October 26, 2020
When meeting with clients on estate planning matters, I find that generally the place where people get “stuck” on what to do is the common disaster scenario. I often refer to this as the “Disneyland” clause – i.e., what do you do if you and your entire family are on a Christmas trip to Disneyland and the plane goes down?
I typically get one of the following responses from clients regarding the common disaster scenario:
- That would never happen. I do not even want to think about that scenario.
- I guess maybe I would list out my nieces and nephews?
- I will need to do some thinking. Maybe there is a charity I would like to benefit.
Today’s blog post is going to focus on response #3 – charitable donations.
Although some of my clients are already informed on charitable donation tax credits, for the most part I find that the initial intention behind a charitable donation has nothing to do with the potential tax credit.
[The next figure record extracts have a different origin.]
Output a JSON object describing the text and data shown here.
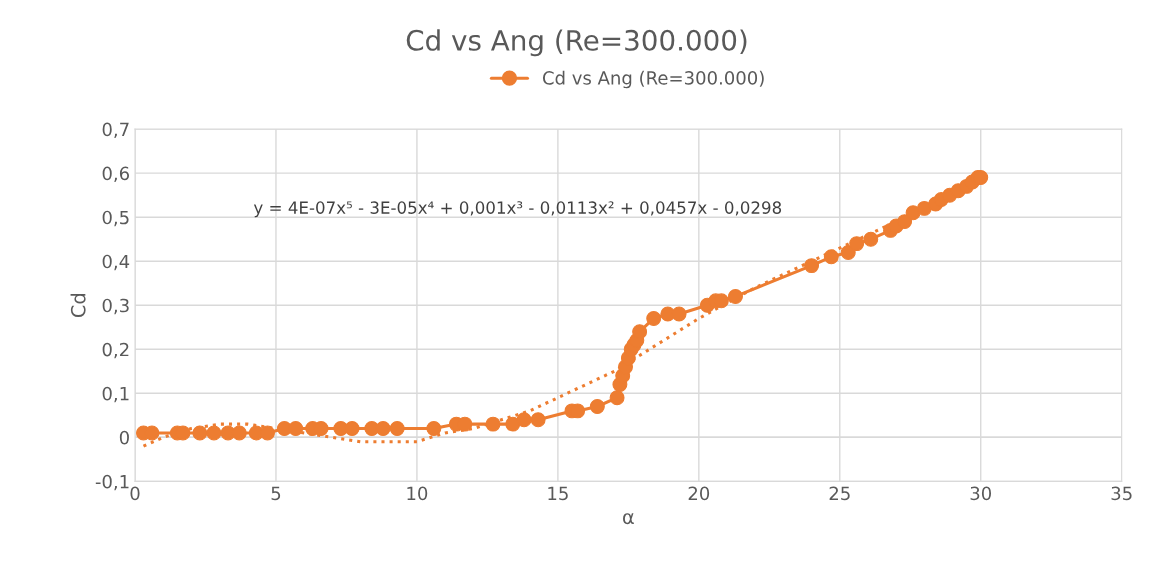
{
  "chart_data": {
    "type": "line",
    "title": "Cd vs Ang (Re=300.000)",
    "xlabel": "α",
    "ylabel": "Cd",
    "annotations": [
      "y = 4E-07x⁵ - 3E-05x⁴ + 0,001x³ - 0,0113x² + 0,0457x - 0,0298"
    ],
    "series": [
      {
        "name": "Cd vs Ang (Re=300.000)",
        "color": "#ed7d31",
        "marker": "circle",
        "line_style": "solid",
        "x": [
          0.3,
          0.6,
          1.5,
          1.7,
          2.3,
          2.8,
          3.3,
          3.7,
          4.3,
          4.7,
          5.3,
          5.7,
          6.3,
          6.6,
          7.3,
          7.7,
          8.4,
          8.8,
          9.3,
          10.6,
          11.4,
          11.7,
          12.7,
          13.4,
          13.8,
          14.3,
          15.5,
          15.7,
          16.4,
          17.1,
          17.2,
          17.3,
          17.4,
          17.5,
          17.6,
          17.7,
          17.8,
          17.9,
          18.4,
          18.9,
          19.3,
          20.3,
          20.6,
          20.8,
          21.3,
          24.0,
          24.7,
          25.3,
          25.6,
          26.1,
          26.8,
          27.0,
          27.3,
          27.6,
          28.0,
          28.4,
          28.6,
          28.9,
          29.2,
          29.5,
          29.7,
          29.9,
          30.0
        ],
        "values": [
          0.01,
          0.01,
          0.01,
          0.01,
          0.01,
          0.01,
          0.01,
          0.01,
          0.01,
          0.01,
          0.02,
          0.02,
          0.02,
          0.02,
          0.02,
          0.02,
          0.02,
          0.02,
          0.02,
          0.02,
          0.03,
          0.03,
          0.03,
          0.03,
          0.04,
          0.04,
          0.06,
          0.06,
          0.07,
          0.09,
          0.12,
          0.14,
          0.16,
          0.18,
          0.2,
          0.21,
          0.22,
          0.24,
          0.27,
          0.28,
          0.28,
          0.3,
          0.31,
          0.31,
          0.32,
          0.39,
          0.41,
          0.42,
          0.44,
          0.45,
          0.47,
          0.48,
          0.49,
          0.51,
          0.52,
          0.53,
          0.54,
          0.55,
          0.56,
          0.57,
          0.58,
          0.59,
          0.59
        ]
      },
      {
        "color": "#ed7d31",
        "marker": "none",
        "line_style": "dotted",
        "x": [
          0.3,
          1,
          2,
          3,
          4,
          5,
          6,
          7,
          8,
          9,
          10,
          11,
          12,
          13,
          14,
          15,
          16,
          17,
          18,
          19,
          20,
          22,
          24,
          26,
          28,
          30
        ],
        "values": [
          -0.02,
          0.0,
          0.02,
          0.03,
          0.03,
          0.02,
          0.01,
          0.0,
          -0.01,
          -0.01,
          -0.01,
          0.01,
          0.02,
          0.04,
          0.06,
          0.09,
          0.12,
          0.15,
          0.19,
          0.23,
          0.27,
          0.34,
          0.4,
          0.46,
          0.52,
          0.59
        ]
      }
    ],
    "xlim": [
      0,
      35
    ],
    "xticks": [
      0,
      5,
      10,
      15,
      20,
      25,
      30,
      35
    ],
    "ylim": [
      -0.1,
      0.7
    ],
    "yticks": [
      {
        "value": -0.1,
        "label": "-0,1"
      },
      0,
      {
        "value": 0.1,
        "label": "0,1"
      },
      {
        "value": 0.2,
        "label": "0,2"
      },
      {
        "value": 0.3,
        "label": "0,3"
      },
      {
        "value": 0.4,
        "label": "0,4"
      },
      {
        "value": 0.5,
        "label": "0,5"
      },
      {
        "value": 0.6,
        "label": "0,6"
      },
      {
        "value": 0.7,
        "label": "0,7"
      }
    ],
    "grid": true,
    "legend": "top"
  }
}
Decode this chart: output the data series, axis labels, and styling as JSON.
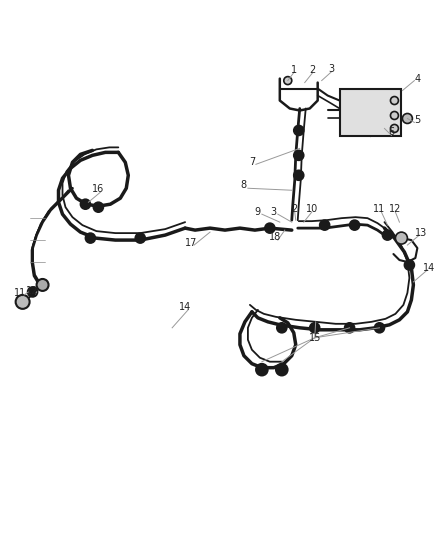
{
  "bg_color": "#ffffff",
  "line_color": "#1a1a1a",
  "callout_color": "#222222",
  "leader_color": "#999999",
  "fig_width": 4.38,
  "fig_height": 5.33,
  "dpi": 100
}
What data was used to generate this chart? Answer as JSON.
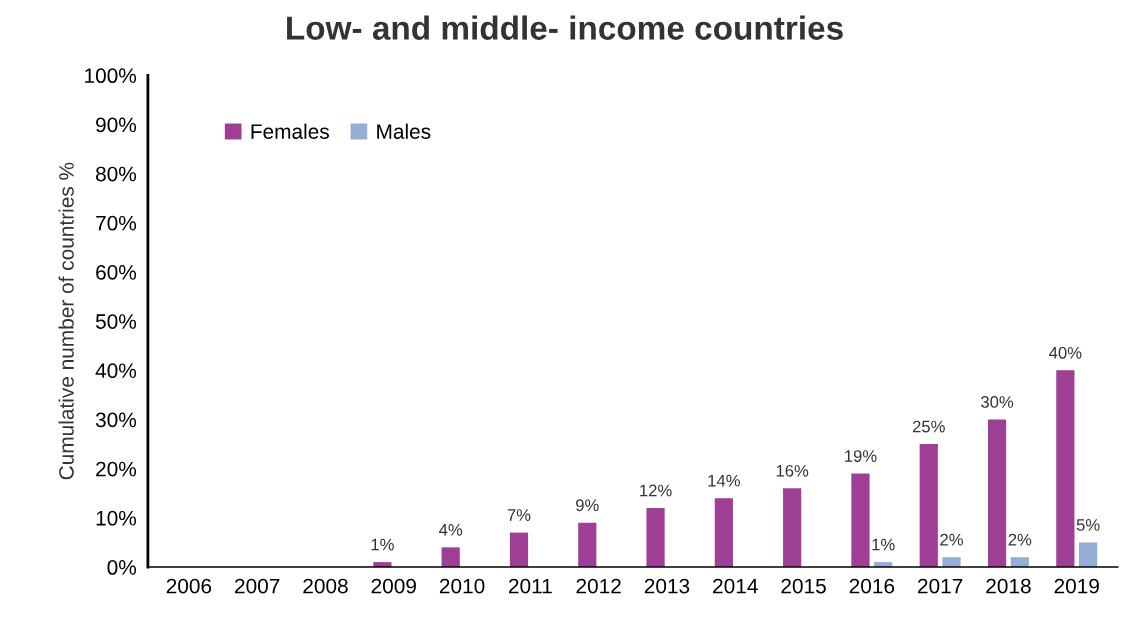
{
  "chart_data": {
    "type": "bar",
    "title": "Low- and middle- income countries",
    "ylabel": "Cumulative number of countries %",
    "categories": [
      "2006",
      "2007",
      "2008",
      "2009",
      "2010",
      "2011",
      "2012",
      "2013",
      "2014",
      "2015",
      "2016",
      "2017",
      "2018",
      "2019"
    ],
    "series": [
      {
        "name": "Females",
        "color": "#9e3f96",
        "values": [
          0,
          0,
          0,
          1,
          4,
          7,
          9,
          12,
          14,
          16,
          19,
          25,
          30,
          40
        ],
        "value_labels": [
          null,
          null,
          null,
          "1%",
          "4%",
          "7%",
          "9%",
          "12%",
          "14%",
          "16%",
          "19%",
          "25%",
          "30%",
          "40%"
        ]
      },
      {
        "name": "Males",
        "color": "#94aed6",
        "values": [
          0,
          0,
          0,
          0,
          0,
          0,
          0,
          0,
          0,
          0,
          1,
          2,
          2,
          5
        ],
        "value_labels": [
          null,
          null,
          null,
          null,
          null,
          null,
          null,
          null,
          null,
          null,
          "1%",
          "2%",
          "2%",
          "5%"
        ]
      }
    ],
    "ylim": [
      0,
      100
    ],
    "yticks": [
      {
        "value": 0,
        "label": "0%"
      },
      {
        "value": 10,
        "label": "10%"
      },
      {
        "value": 20,
        "label": "20%"
      },
      {
        "value": 30,
        "label": "30%"
      },
      {
        "value": 40,
        "label": "40%"
      },
      {
        "value": 50,
        "label": "50%"
      },
      {
        "value": 60,
        "label": "60%"
      },
      {
        "value": 70,
        "label": "70%"
      },
      {
        "value": 80,
        "label": "80%"
      },
      {
        "value": 90,
        "label": "90%"
      },
      {
        "value": 100,
        "label": "100%"
      }
    ],
    "legend": "top left",
    "grid": false
  }
}
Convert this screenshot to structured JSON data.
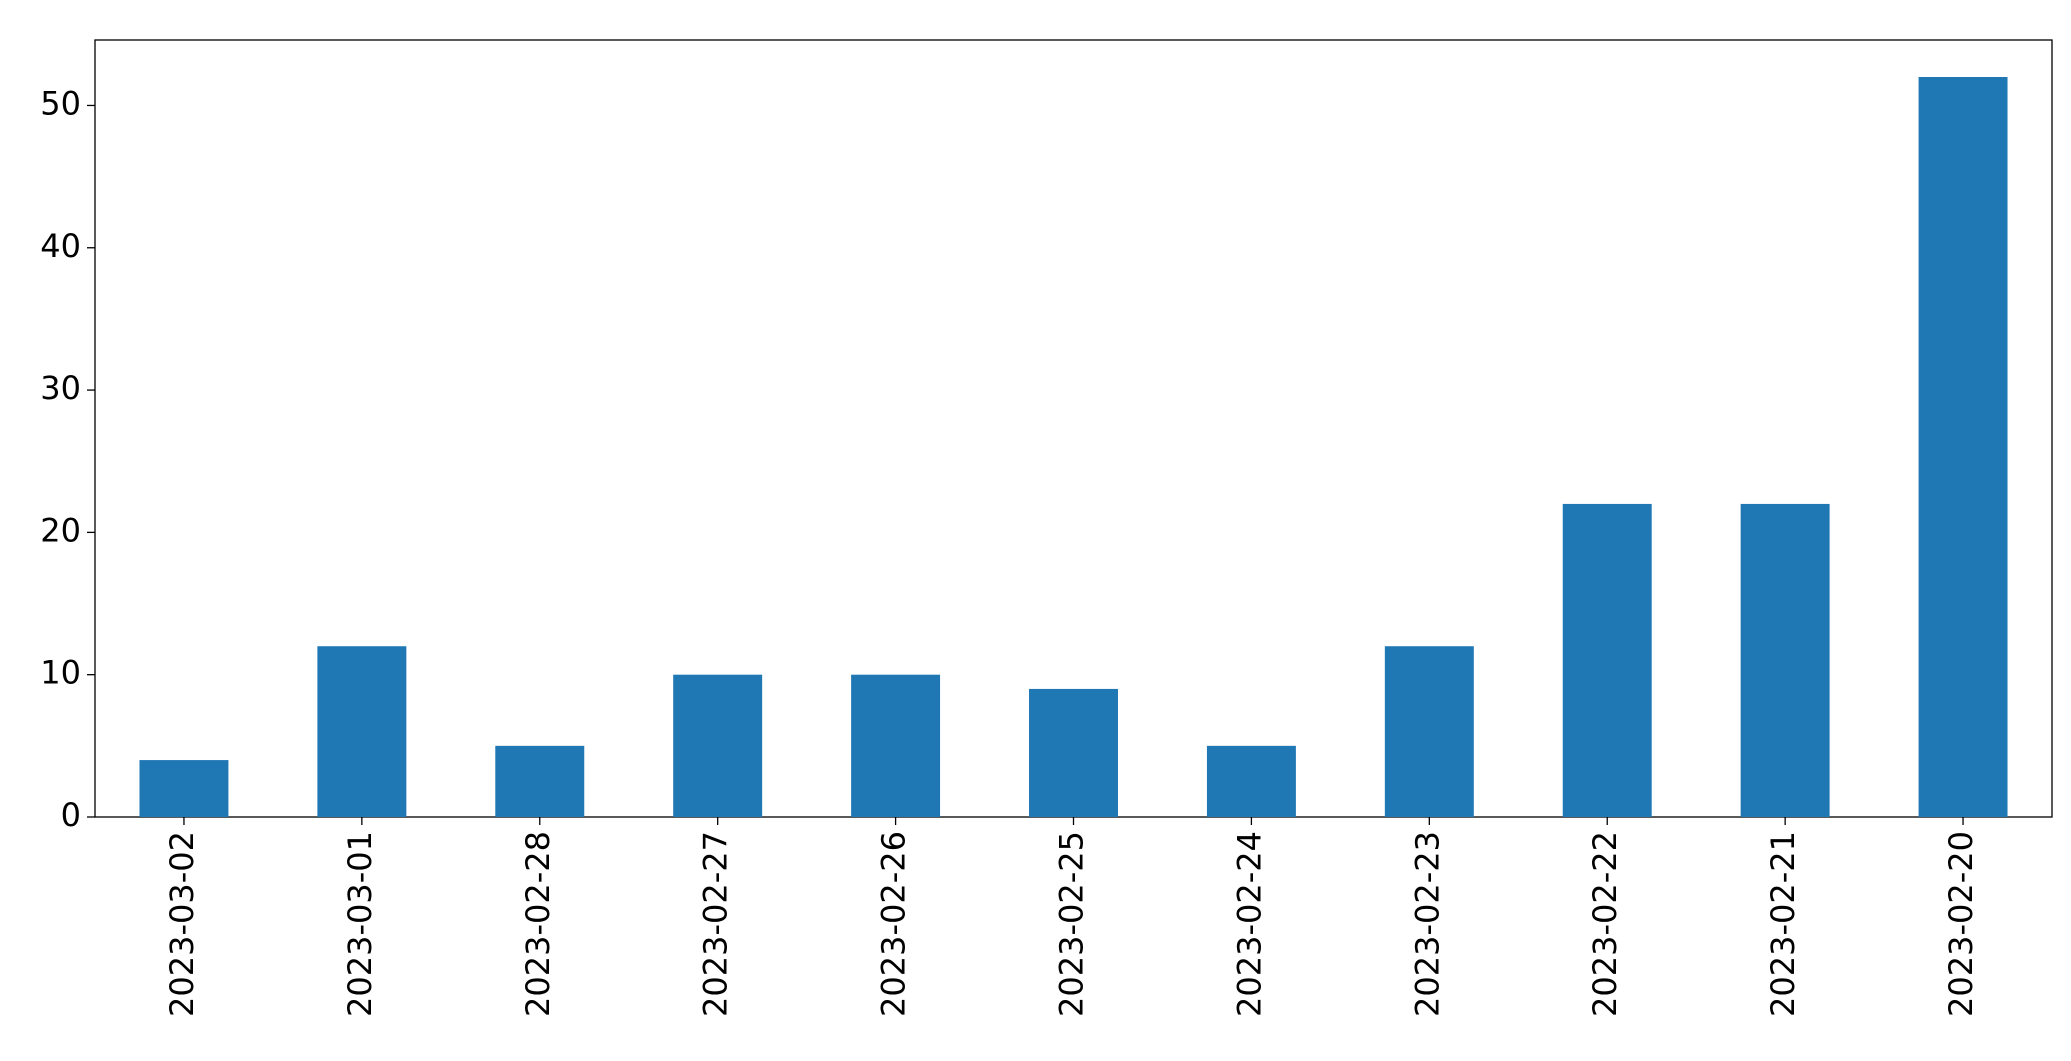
{
  "chart_data": {
    "type": "bar",
    "categories": [
      "2023-03-02",
      "2023-03-01",
      "2023-02-28",
      "2023-02-27",
      "2023-02-26",
      "2023-02-25",
      "2023-02-24",
      "2023-02-23",
      "2023-02-22",
      "2023-02-21",
      "2023-02-20"
    ],
    "values": [
      4,
      12,
      5,
      10,
      10,
      9,
      5,
      12,
      22,
      22,
      52
    ],
    "color": "#1f77b4",
    "ylim": [
      0,
      54.6
    ],
    "yticks": [
      0,
      10,
      20,
      30,
      40,
      50
    ],
    "grid": false
  }
}
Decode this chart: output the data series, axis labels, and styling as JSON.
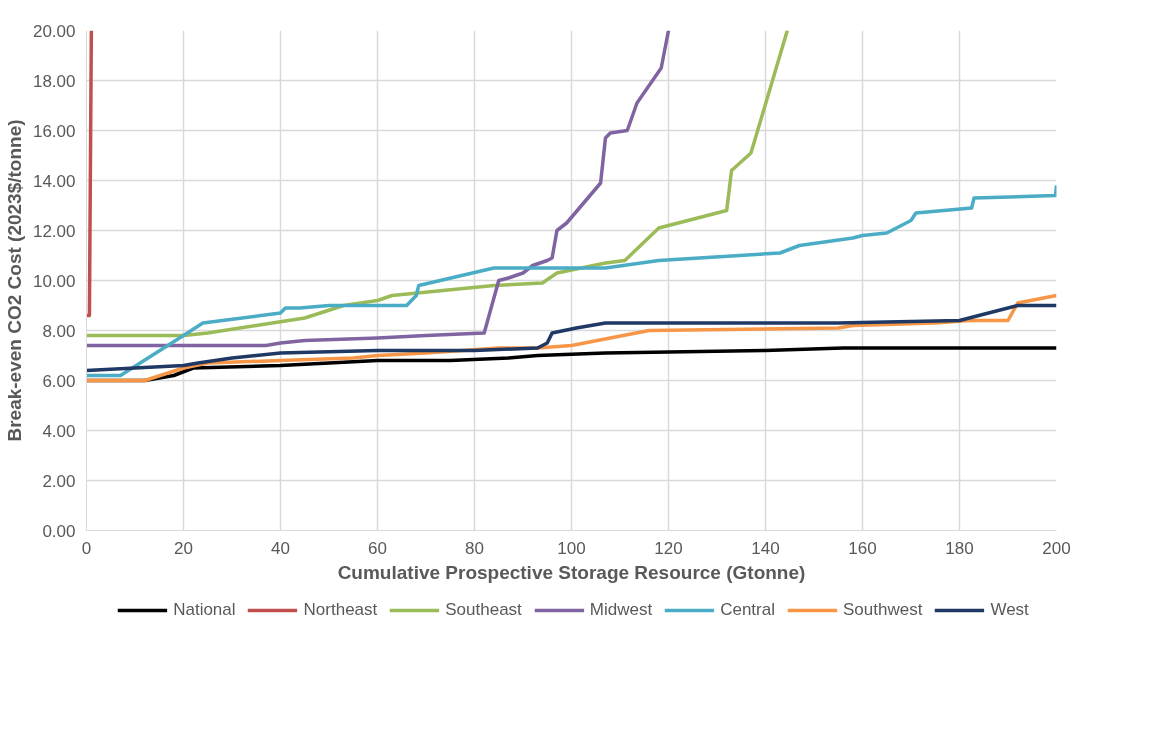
{
  "chart_data": {
    "type": "line",
    "xlabel": "Cumulative Prospective Storage Resource (Gtonne)",
    "ylabel": "Break-even CO2 Cost (2023$/tonne)",
    "xlim": [
      0,
      200
    ],
    "ylim": [
      0,
      20
    ],
    "xticks": [
      0,
      20,
      40,
      60,
      80,
      100,
      120,
      140,
      160,
      180,
      200
    ],
    "yticks": [
      {
        "value": 0,
        "label": "0.00"
      },
      {
        "value": 2,
        "label": "2.00"
      },
      {
        "value": 4,
        "label": "4.00"
      },
      {
        "value": 6,
        "label": "6.00"
      },
      {
        "value": 8,
        "label": "8.00"
      },
      {
        "value": 10,
        "label": "10.00"
      },
      {
        "value": 12,
        "label": "12.00"
      },
      {
        "value": 14,
        "label": "14.00"
      },
      {
        "value": 16,
        "label": "16.00"
      },
      {
        "value": 18,
        "label": "18.00"
      },
      {
        "value": 20,
        "label": "20.00"
      }
    ],
    "grid": true,
    "legend": "bottom",
    "marker": "none",
    "line_style": "solid",
    "series": [
      {
        "name": "National",
        "color": "#000000",
        "x": [
          0,
          12,
          18,
          22,
          40,
          50,
          60,
          75,
          87,
          93,
          107,
          140,
          156,
          200
        ],
        "values": [
          6.0,
          6.0,
          6.2,
          6.5,
          6.6,
          6.7,
          6.8,
          6.8,
          6.9,
          7.0,
          7.1,
          7.2,
          7.3,
          7.3
        ]
      },
      {
        "name": "Northeast",
        "color": "#c0504d",
        "x": [
          0,
          0.6,
          1.0
        ],
        "values": [
          8.6,
          8.6,
          20
        ]
      },
      {
        "name": "Southeast",
        "color": "#9bbb59",
        "x": [
          0,
          20,
          25,
          35,
          45,
          53,
          60,
          63,
          84,
          94,
          97,
          107,
          111,
          118,
          132,
          133,
          137,
          144.5
        ],
        "values": [
          7.8,
          7.8,
          7.9,
          8.2,
          8.5,
          9.0,
          9.2,
          9.4,
          9.8,
          9.9,
          10.3,
          10.7,
          10.8,
          12.1,
          12.8,
          14.4,
          15.1,
          20
        ]
      },
      {
        "name": "Midwest",
        "color": "#8064a2",
        "x": [
          0,
          37,
          40,
          45,
          60,
          70,
          82,
          85,
          87,
          90,
          92,
          95,
          96,
          97,
          99,
          106,
          107,
          108,
          111.5,
          113.5,
          118.5,
          120
        ],
        "values": [
          7.4,
          7.4,
          7.5,
          7.6,
          7.7,
          7.8,
          7.9,
          10.0,
          10.1,
          10.3,
          10.6,
          10.8,
          10.9,
          12.0,
          12.3,
          13.9,
          15.7,
          15.9,
          16.0,
          17.1,
          18.5,
          20
        ]
      },
      {
        "name": "Central",
        "color": "#4bacc6",
        "x": [
          0,
          7,
          20,
          24,
          36,
          40,
          41,
          44,
          50,
          66,
          68,
          68.5,
          84,
          107,
          118,
          143,
          147,
          158,
          160,
          165,
          170,
          171,
          182.5,
          183,
          199.8,
          200
        ],
        "values": [
          6.2,
          6.2,
          7.8,
          8.3,
          8.6,
          8.7,
          8.9,
          8.9,
          9.0,
          9.0,
          9.4,
          9.8,
          10.5,
          10.5,
          10.8,
          11.1,
          11.4,
          11.7,
          11.8,
          11.9,
          12.4,
          12.7,
          12.9,
          13.3,
          13.4,
          13.8
        ]
      },
      {
        "name": "Southwest",
        "color": "#f79646",
        "x": [
          0,
          12,
          20,
          25,
          40,
          55,
          60,
          70,
          85,
          93,
          100,
          108,
          116,
          155,
          158,
          175,
          182,
          190,
          192,
          200
        ],
        "values": [
          6.0,
          6.0,
          6.5,
          6.7,
          6.8,
          6.9,
          7.0,
          7.1,
          7.3,
          7.3,
          7.4,
          7.7,
          8.0,
          8.1,
          8.2,
          8.3,
          8.4,
          8.4,
          9.1,
          9.4
        ]
      },
      {
        "name": "West",
        "color": "#1f3864",
        "x": [
          0,
          20,
          23,
          30,
          40,
          60,
          80,
          93,
          95,
          96,
          101,
          107,
          120,
          140,
          155,
          180,
          192,
          200
        ],
        "values": [
          6.4,
          6.6,
          6.7,
          6.9,
          7.1,
          7.2,
          7.2,
          7.3,
          7.5,
          7.9,
          8.1,
          8.3,
          8.3,
          8.3,
          8.3,
          8.4,
          9.0,
          9.0
        ]
      }
    ]
  }
}
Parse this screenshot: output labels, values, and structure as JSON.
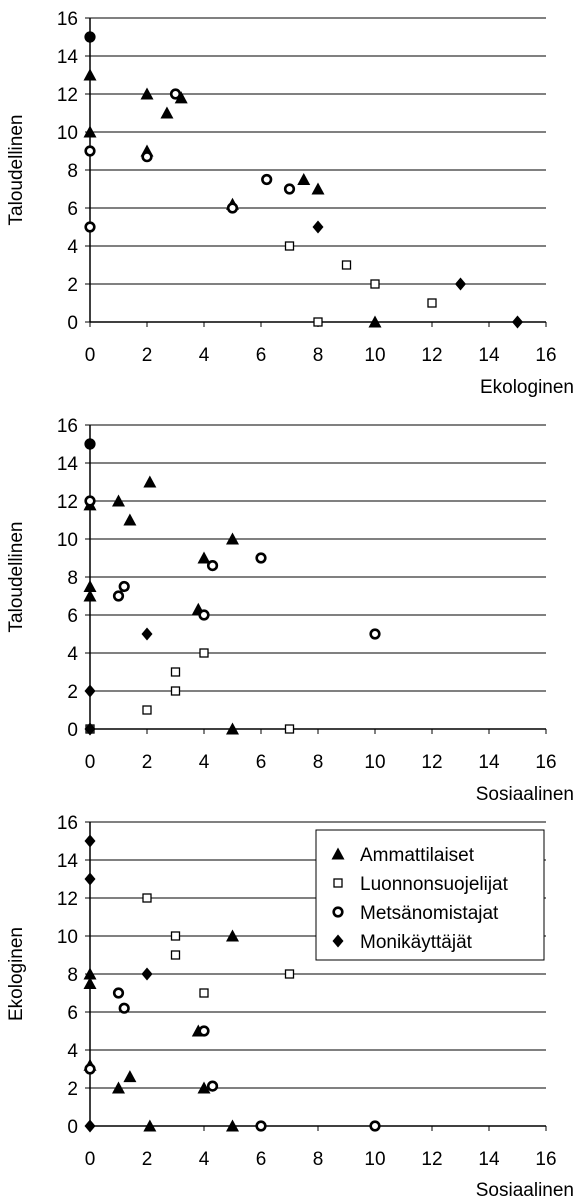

Instead there is usually an emotional connection to a particular cause and the tax credit is merely the “icing on the cake”.
Do you have a qualified charity?
Keep in mind that in order to obtain the tax credit, the charity must be registered with Canada Revenue Agency (“CRA”). In addition, it is key that the charity is correctly named in the testamentary document. In practice, I typically complete a search for the charity on the Government of Canada website: https://apps.cra-arc.gc.ca/ebci/hacc/srch/pub/dsplyBscSrch?request_locale=en. In the Will itself, I will ensure to use the formal registered name of the charity, and I typically include the charitable registration number for ease of identification.
There are some circumstances where the client wishes to leave funds for a quasi-charitable purpose (i.e., for a project to be completed by a municipal board) that will not qualify for a donation tax credit. This is perfectly acceptable – as long as the client understands that the donation will not result in a tax credit.
When can the tax credit be claimed?
For persons who died after 2016, donations made pursuant to a will (or designated in a financial instrument such as an RRSP, RRIF, TFSA and/or life insurance policy) will be deemed to be made by the estate at the time the property is transferred to the charity. There is flexibility within the estate as to when/how the donation is allocated.
If the donation is made within 60 months of the death, the donation may be claimed in: (1) the final tax return of the deceased; (2) the tax return of the deceased prior to the year of death; or (3) the tax return of the deceased for the year when the transfer to the charity was made.
If the donation is made within 36 months of death, the donation can be claimed in any of the above-noted circumstances, or in any prior tax year of the estate.
Thanks to one of my readers for asking me to address “in-kind” donations!
Sometimes, instead of leaving a specific sum of money to a charity, a person wants to leave a non-cash gift. For example, if someone donated a piece of art, shares of a public corporation or a car to the charity. We typically refer to this as leaving a gift “in-kind”. Although this is perfectly legitimate, it can sometimes create some hurdles on valuation.
In order for CRA to issue a charitable donation receipt, it needs to be able to verify the amount of the gift. This is easy to do when the gift is money. However, it is slightly more difficult when the gift is an asset. The onus is on the charity to ensure that it has accurate information about the fair market value of the gift, and that the correct amount is listed on the charitable donation receipt. For more information on valuing in-kind gifts, please see this information bulletin from CRA: https://www.canada.ca/en/revenue-agency/services/charities-giving/charities/operating-a-registered-charity/issuing-receipts/determining-fair-market-value-gifts-kind-non-cash-gifts.html. CRA suggests that if the value of the gift is over $1,000, a formal appraisal should be obtained.
How do I choose a charity?
Occasionally, a client will not know what charity they wish to benefit and will ask me to be a part of the brainstorming process. In this instance, I will usually have the client list off all the things that are important to them in their life and I write it down on a white piece of paper. This will include educational pursuits, hobbies, past life obstacles, current things they are passionate about. Once we have a full list, we can group the items into categories. Then, I typically ask the following question:
“If you could choose, would you prefer to help someone locally,
or would you prefer for your gift to have a broader/global impact?”
The Government of Canada charitable registration site is a great source of information about potential options. I usually encourage clients to spend some time completing research on the options available to them prior to deciding. Keep in mind that you can name more than one charity. In addition, if the client has a very specific wish as to what the money would be used for, I usually encourage the client to reach out to the charity to find out if the charity would be amenable. Some charities provide the ability for the client to fill out internal documentation in advance which sets out specific wishes/intentions for the gift.